Il faut imaginer un lieu qui ne serait pas de notre réalité, une faille sur les entrailles de notre monde : un orchestre qui a perdu la notion du temps, joue sans discontinuer dans une casse à instruments de musique. Il faut imaginer une femme, qui chante en anglais des pièces de musique du 17ème siècle qui nous sont inconnues et qui vont fouiller la mélancolie, la tristesse et les peines – d’amour le plus souvent. Cette musique et ce chant jouent de manière ininterrompue pour que nos peines s’atténuent, que la vie reste vivable et que nous mettions aux archives nos chagrins.
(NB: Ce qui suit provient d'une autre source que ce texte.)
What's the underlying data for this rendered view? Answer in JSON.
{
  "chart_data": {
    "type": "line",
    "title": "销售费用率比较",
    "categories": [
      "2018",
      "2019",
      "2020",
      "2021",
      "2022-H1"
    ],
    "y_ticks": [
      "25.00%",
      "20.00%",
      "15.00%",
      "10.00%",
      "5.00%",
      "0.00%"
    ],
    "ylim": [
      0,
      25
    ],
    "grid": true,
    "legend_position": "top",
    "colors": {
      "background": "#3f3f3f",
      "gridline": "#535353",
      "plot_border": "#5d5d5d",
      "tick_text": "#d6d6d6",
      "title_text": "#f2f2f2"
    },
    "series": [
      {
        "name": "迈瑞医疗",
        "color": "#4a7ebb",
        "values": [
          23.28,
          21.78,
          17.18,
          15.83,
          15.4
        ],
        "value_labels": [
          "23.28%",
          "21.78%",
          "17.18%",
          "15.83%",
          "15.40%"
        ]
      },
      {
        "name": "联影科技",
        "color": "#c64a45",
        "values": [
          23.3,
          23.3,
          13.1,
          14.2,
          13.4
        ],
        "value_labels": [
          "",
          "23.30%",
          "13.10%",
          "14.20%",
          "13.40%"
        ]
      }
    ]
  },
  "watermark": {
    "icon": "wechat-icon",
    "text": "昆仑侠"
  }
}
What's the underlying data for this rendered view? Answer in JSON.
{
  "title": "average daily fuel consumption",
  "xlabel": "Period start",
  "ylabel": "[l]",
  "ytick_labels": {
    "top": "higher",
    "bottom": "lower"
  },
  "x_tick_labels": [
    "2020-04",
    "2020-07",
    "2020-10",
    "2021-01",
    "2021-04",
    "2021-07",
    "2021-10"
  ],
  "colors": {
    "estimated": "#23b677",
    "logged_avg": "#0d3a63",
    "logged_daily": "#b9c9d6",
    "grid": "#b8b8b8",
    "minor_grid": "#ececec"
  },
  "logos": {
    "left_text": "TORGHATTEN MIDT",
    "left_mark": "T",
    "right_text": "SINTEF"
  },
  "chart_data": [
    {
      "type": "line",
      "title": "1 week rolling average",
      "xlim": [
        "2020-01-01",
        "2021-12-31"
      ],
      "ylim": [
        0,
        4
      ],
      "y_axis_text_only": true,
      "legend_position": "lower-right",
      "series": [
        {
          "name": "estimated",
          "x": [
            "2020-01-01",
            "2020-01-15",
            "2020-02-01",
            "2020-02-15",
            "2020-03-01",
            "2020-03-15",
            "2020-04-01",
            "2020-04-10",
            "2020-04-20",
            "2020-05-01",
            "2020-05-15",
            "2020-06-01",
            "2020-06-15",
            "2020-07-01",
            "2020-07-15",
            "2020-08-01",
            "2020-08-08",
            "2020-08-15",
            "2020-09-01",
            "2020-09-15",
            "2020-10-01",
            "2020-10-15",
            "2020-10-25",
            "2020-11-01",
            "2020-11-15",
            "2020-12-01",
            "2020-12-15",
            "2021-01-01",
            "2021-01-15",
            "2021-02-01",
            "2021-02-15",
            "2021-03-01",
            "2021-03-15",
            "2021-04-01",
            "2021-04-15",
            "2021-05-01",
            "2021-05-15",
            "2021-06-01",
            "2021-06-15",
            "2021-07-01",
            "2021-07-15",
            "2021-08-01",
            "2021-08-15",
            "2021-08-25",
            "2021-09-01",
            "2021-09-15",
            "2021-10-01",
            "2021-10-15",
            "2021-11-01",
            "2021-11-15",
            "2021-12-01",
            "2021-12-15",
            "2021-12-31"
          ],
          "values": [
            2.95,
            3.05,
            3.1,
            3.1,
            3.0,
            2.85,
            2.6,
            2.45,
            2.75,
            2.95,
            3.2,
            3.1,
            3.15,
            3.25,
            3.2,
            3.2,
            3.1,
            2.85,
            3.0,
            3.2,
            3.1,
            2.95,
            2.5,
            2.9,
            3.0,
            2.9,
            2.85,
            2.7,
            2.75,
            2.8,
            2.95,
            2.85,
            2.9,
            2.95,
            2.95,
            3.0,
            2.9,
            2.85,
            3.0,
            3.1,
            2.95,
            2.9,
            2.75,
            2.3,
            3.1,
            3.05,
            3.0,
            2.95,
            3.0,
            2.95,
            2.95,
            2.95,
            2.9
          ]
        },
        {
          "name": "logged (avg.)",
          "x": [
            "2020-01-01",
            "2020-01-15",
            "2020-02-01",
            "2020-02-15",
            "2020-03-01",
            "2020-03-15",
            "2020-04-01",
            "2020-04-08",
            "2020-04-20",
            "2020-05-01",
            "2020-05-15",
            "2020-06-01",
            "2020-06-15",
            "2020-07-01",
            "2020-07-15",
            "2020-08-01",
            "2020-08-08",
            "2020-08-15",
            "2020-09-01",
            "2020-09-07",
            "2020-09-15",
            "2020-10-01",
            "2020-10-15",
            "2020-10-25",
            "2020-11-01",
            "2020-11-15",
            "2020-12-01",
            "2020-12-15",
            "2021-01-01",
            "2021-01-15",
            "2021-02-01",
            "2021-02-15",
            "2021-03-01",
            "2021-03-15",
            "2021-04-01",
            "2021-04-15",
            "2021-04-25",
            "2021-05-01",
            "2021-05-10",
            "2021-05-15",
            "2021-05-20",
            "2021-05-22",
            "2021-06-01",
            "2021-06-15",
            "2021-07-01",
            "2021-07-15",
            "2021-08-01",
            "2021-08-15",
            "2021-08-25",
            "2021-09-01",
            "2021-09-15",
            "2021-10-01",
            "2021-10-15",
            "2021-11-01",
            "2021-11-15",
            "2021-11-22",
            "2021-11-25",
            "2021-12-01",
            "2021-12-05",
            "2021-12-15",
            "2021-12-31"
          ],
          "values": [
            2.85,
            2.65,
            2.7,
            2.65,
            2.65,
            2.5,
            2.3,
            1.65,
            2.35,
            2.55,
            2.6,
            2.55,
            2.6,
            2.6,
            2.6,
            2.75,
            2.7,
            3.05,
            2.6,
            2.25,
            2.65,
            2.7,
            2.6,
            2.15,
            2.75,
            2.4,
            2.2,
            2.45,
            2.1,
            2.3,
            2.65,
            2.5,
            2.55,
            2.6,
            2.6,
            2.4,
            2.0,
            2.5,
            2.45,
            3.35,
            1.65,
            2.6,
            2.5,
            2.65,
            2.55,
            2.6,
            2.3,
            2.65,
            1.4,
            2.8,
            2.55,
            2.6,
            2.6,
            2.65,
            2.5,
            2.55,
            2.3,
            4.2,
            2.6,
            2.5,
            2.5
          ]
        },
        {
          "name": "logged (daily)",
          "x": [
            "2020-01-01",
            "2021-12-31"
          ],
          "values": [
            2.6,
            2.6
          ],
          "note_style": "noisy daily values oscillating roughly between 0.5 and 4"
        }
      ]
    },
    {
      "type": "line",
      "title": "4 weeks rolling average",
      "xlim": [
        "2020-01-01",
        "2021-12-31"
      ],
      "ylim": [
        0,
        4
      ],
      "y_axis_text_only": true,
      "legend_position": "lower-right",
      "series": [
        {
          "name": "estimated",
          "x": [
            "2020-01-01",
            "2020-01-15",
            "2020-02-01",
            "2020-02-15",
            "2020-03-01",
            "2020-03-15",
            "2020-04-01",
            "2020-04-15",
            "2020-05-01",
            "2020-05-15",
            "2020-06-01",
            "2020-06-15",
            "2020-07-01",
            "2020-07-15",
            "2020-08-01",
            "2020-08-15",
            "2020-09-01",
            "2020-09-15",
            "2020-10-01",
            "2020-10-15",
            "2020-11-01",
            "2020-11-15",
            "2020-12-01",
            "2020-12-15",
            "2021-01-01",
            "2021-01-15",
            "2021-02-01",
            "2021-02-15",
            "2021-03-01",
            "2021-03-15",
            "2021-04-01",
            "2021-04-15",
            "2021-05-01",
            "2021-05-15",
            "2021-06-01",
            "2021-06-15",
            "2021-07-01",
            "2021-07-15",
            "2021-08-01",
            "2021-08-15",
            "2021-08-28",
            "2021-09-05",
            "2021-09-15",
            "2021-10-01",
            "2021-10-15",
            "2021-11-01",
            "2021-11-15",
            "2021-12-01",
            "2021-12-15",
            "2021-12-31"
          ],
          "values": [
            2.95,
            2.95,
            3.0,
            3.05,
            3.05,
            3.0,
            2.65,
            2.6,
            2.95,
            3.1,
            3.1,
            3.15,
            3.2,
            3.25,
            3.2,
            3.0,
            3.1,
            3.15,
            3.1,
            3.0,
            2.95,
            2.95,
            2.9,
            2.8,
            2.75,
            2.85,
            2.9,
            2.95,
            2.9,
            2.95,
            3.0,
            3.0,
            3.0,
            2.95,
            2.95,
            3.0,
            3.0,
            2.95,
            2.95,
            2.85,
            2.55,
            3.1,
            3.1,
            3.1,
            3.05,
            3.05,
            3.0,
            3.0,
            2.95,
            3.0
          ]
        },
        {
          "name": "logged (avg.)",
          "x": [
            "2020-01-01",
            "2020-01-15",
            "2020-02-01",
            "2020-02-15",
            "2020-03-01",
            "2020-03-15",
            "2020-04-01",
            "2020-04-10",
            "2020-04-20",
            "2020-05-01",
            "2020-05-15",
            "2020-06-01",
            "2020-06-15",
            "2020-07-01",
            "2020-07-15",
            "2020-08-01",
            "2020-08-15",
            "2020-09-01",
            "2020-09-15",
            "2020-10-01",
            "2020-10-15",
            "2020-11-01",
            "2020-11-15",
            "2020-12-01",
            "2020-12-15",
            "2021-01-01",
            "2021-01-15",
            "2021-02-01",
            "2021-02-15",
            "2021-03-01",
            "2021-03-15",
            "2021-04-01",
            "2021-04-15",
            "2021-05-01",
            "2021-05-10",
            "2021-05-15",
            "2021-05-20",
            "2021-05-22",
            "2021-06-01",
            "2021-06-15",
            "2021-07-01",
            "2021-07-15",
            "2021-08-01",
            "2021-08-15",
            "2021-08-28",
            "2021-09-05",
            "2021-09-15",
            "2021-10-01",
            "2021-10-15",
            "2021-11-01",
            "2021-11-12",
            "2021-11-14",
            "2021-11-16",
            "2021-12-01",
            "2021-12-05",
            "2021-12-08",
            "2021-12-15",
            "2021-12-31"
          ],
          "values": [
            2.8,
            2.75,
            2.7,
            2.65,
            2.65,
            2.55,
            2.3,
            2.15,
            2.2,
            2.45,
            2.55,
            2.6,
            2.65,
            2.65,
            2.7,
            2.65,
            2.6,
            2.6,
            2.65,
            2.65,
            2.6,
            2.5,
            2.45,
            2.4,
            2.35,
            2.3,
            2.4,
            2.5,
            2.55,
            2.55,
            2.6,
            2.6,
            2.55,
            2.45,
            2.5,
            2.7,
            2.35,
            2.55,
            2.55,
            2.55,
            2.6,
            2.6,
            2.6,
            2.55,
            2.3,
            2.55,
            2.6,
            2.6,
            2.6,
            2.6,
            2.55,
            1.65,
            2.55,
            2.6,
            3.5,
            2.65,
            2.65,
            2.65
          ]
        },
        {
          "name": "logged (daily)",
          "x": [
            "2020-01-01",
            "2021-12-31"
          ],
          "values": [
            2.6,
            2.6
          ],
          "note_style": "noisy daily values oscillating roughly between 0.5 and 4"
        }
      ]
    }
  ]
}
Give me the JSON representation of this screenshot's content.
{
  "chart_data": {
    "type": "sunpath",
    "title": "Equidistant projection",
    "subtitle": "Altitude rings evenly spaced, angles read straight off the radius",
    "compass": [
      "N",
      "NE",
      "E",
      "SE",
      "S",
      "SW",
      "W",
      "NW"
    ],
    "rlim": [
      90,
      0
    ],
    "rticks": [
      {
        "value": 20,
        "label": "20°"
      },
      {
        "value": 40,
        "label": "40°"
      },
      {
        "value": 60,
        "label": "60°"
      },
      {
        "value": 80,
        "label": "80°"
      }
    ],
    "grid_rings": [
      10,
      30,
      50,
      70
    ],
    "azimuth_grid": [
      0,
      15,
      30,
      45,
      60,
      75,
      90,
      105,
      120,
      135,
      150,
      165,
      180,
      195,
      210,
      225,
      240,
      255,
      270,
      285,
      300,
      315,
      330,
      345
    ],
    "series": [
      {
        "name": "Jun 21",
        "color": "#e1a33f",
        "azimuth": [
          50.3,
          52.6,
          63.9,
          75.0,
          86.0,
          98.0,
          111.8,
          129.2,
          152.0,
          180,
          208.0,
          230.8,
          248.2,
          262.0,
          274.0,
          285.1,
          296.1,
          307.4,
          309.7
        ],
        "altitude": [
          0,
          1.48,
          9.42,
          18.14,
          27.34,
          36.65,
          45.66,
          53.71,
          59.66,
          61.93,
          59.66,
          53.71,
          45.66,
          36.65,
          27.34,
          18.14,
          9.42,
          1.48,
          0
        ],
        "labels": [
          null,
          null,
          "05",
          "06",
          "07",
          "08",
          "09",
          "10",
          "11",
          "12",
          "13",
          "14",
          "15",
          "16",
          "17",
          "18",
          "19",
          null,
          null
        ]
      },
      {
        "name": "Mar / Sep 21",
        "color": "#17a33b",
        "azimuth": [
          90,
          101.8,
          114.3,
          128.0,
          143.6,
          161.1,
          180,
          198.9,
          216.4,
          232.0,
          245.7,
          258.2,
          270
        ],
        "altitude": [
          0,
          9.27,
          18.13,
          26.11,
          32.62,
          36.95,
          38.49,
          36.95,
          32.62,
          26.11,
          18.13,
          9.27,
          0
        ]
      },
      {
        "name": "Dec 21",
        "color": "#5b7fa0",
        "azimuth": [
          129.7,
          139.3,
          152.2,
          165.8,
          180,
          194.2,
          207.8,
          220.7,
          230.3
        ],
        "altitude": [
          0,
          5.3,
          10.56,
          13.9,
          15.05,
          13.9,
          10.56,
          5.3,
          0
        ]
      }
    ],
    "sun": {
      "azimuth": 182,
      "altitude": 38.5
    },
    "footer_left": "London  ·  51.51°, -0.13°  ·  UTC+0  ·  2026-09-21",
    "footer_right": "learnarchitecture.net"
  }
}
A la manière d’un petit choeur antique, l’orchestre et deux chanteurs peuplent et actionnent cette grande machinerie mélancolique. Ils vont rendre sensible et matérielle la descente «en elle-même» de cette femme. L’orchestre sera aussi la scénographie de ce spectacle, au milieu d’une quantité d’instruments de musique infiniment supérieure : des décombres d’instruments fonctionnant ou non, qu’on ne connaît pas ou cassés, détournés, coupés en deux. Une véritable ‘casse baroque’, un Parnasse renversé.

Un jour arrive une autre femme. Elle réclame ses peines, refuse d’oublier, veut garder vives ses douleurs.  Elle vient récupérer son bien et l’empêcher de fuir dans l’oubli.  Y parviendra-t-elle ? Ici, un certain ordre est à l’œuvre et l’oubli est bien gardé.